Overview: This course provides a beginner-friendly introduction to AI for professional communication, focusing on practical applications of AI tools to improve writing, clarity, and workplace productivity. Designed for non-technical learners, it covers core AI concepts and their real-world communication uses. The course spans approximately 14–18 hours of material, divided into six modules, combining interactive labs, hands-on exercises, and assessments to reinforce learning.

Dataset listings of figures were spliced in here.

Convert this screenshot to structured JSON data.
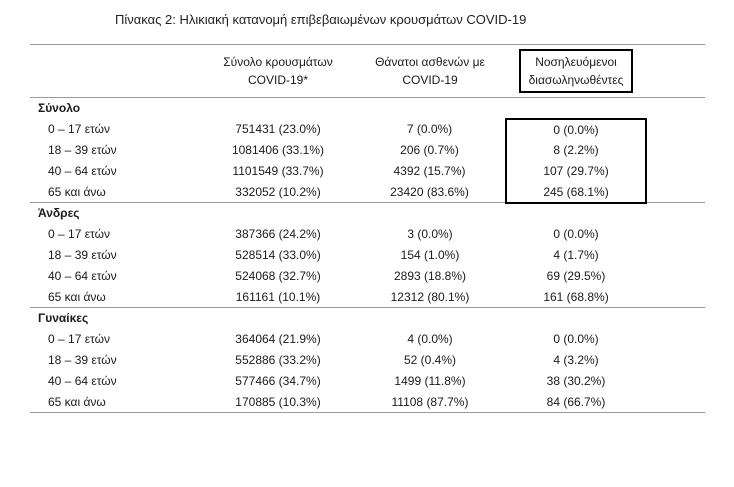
{
  "title": "Πίνακας 2: Ηλικιακή κατανομή επιβεβαιωμένων κρουσμάτων COVID-19",
  "table": {
    "columns": [
      {
        "line1": "Σύνολο κρουσμάτων",
        "line2": "COVID-19*"
      },
      {
        "line1": "Θάνατοι ασθενών με",
        "line2": "COVID-19"
      },
      {
        "line1": "Νοσηλευόμενοι",
        "line2": "διασωληνωθέντες"
      }
    ],
    "sections": [
      {
        "label": "Σύνολο",
        "rows": [
          {
            "label": "0 – 17 ετών",
            "cases": "751431 (23.0%)",
            "deaths": "7 (0.0%)",
            "intubated": "0 (0.0%)"
          },
          {
            "label": "18 – 39 ετών",
            "cases": "1081406 (33.1%)",
            "deaths": "206 (0.7%)",
            "intubated": "8 (2.2%)"
          },
          {
            "label": "40 – 64 ετών",
            "cases": "1101549 (33.7%)",
            "deaths": "4392 (15.7%)",
            "intubated": "107 (29.7%)"
          },
          {
            "label": "65 και άνω",
            "cases": "332052 (10.2%)",
            "deaths": "23420 (83.6%)",
            "intubated": "245 (68.1%)"
          }
        ]
      },
      {
        "label": "Άνδρες",
        "rows": [
          {
            "label": "0 – 17 ετών",
            "cases": "387366 (24.2%)",
            "deaths": "3 (0.0%)",
            "intubated": "0 (0.0%)"
          },
          {
            "label": "18 – 39 ετών",
            "cases": "528514 (33.0%)",
            "deaths": "154 (1.0%)",
            "intubated": "4 (1.7%)"
          },
          {
            "label": "40 – 64 ετών",
            "cases": "524068 (32.7%)",
            "deaths": "2893 (18.8%)",
            "intubated": "69 (29.5%)"
          },
          {
            "label": "65 και άνω",
            "cases": "161161 (10.1%)",
            "deaths": "12312 (80.1%)",
            "intubated": "161 (68.8%)"
          }
        ]
      },
      {
        "label": "Γυναίκες",
        "rows": [
          {
            "label": "0 – 17 ετών",
            "cases": "364064 (21.9%)",
            "deaths": "4 (0.0%)",
            "intubated": "0 (0.0%)"
          },
          {
            "label": "18 – 39 ετών",
            "cases": "552886 (33.2%)",
            "deaths": "52 (0.4%)",
            "intubated": "4 (3.2%)"
          },
          {
            "label": "40 – 64 ετών",
            "cases": "577466 (34.7%)",
            "deaths": "1499 (11.8%)",
            "intubated": "38 (30.2%)"
          },
          {
            "label": "65 και άνω",
            "cases": "170885 (10.3%)",
            "deaths": "11108 (87.7%)",
            "intubated": "84 (66.7%)"
          }
        ]
      }
    ]
  }
}
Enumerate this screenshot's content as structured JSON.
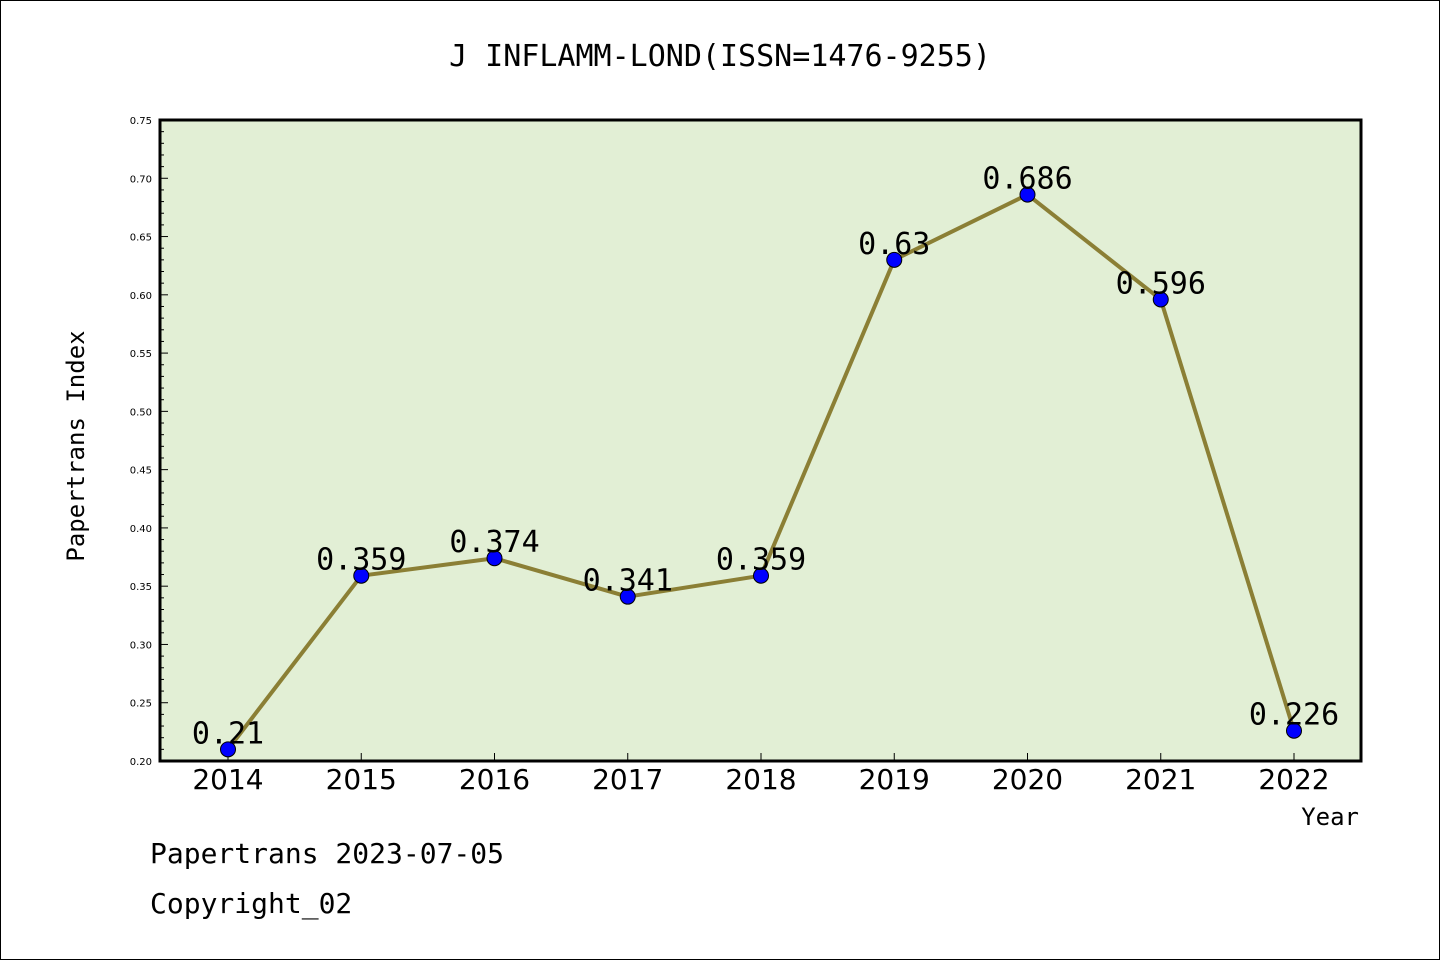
{
  "chart_data": {
    "type": "line",
    "title": "J INFLAMM-LOND(ISSN=1476-9255)",
    "xlabel": "Year",
    "ylabel": "Papertrans Index",
    "categories": [
      "2014",
      "2015",
      "2016",
      "2017",
      "2018",
      "2019",
      "2020",
      "2021",
      "2022"
    ],
    "values": [
      0.21,
      0.359,
      0.374,
      0.341,
      0.359,
      0.63,
      0.686,
      0.596,
      0.226
    ],
    "data_labels": [
      "0.21",
      "0.359",
      "0.374",
      "0.341",
      "0.359",
      "0.63",
      "0.686",
      "0.596",
      "0.226"
    ],
    "ylim": [
      0.2,
      0.75
    ],
    "yticks": [
      "0.20",
      "0.25",
      "0.30",
      "0.35",
      "0.40",
      "0.45",
      "0.50",
      "0.55",
      "0.60",
      "0.65",
      "0.70",
      "0.75"
    ],
    "colors": {
      "plot_background": "#e2efd5",
      "line": "#8b7f35",
      "marker": "#0000ff"
    }
  },
  "footer": {
    "line1": "Papertrans 2023-07-05",
    "line2": "Copyright_02"
  }
}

Module 1: Foundations of Computing & Algorithms

Estimated time: 3 hours

  • Review of tools and frameworks commonly used in practice
  • Interactive lab: Building practical solutions
  • Hands-on exercises applying foundations of computing & algorithms techniques

Module 2: Neural Networks & Deep Learning

Estimated time: 2 hours

  • Introduction to key concepts in neural networks & deep learning
  • Hands-on exercises applying neural networks & deep learning techniques

Module 3: AI System Design & Architecture

Estimated time: 1–2 hours

  • Review of tools and frameworks commonly used in practice
  • Case study analysis with real-world examples
  • Assessment: Quiz and peer-reviewed assignment

Module 4: Natural Language Processing

Estimated time: 4 hours

  • Introduction to key concepts in natural language processing
  • Hands-on exercises applying natural language processing techniques
  • Discussion of best practices and industry standards

Module 5: Computer Vision & Pattern Recognition

Estimated time: 3–4 hours

  • Introduction to key concepts in computer vision & pattern recognition
  • Discussion of best practices and industry standards
  • Assessment: Quiz and peer-reviewed assignment

Module 6: Deployment & Production Systems

Estimated time: 2–3 hours

  • Guided project work with instructor feedback
  • Interactive lab: Building practical solutions
  • Case study analysis with real-world examples
  • Discussion of best practices and industry standards

Prerequisites

  • No prior technical background required
  • Basic familiarity with professional communication concepts
  • Access to a computer and internet for using AI tools

What You'll Be Able to Do After

  • Apply computational thinking to solve communication challenges
  • Use AI tools to improve writing clarity and professionalism
  • Implement prompt engineering techniques for large language models
  • Build and deploy AI-powered communication applications
  • Evaluate model performance using appropriate metrics and benchmarks
View Full Course Review

Course AI Assistant Beta

Hi! I can help you find the perfect online course. Ask me something like “best Python course for beginners” or “compare data science courses”.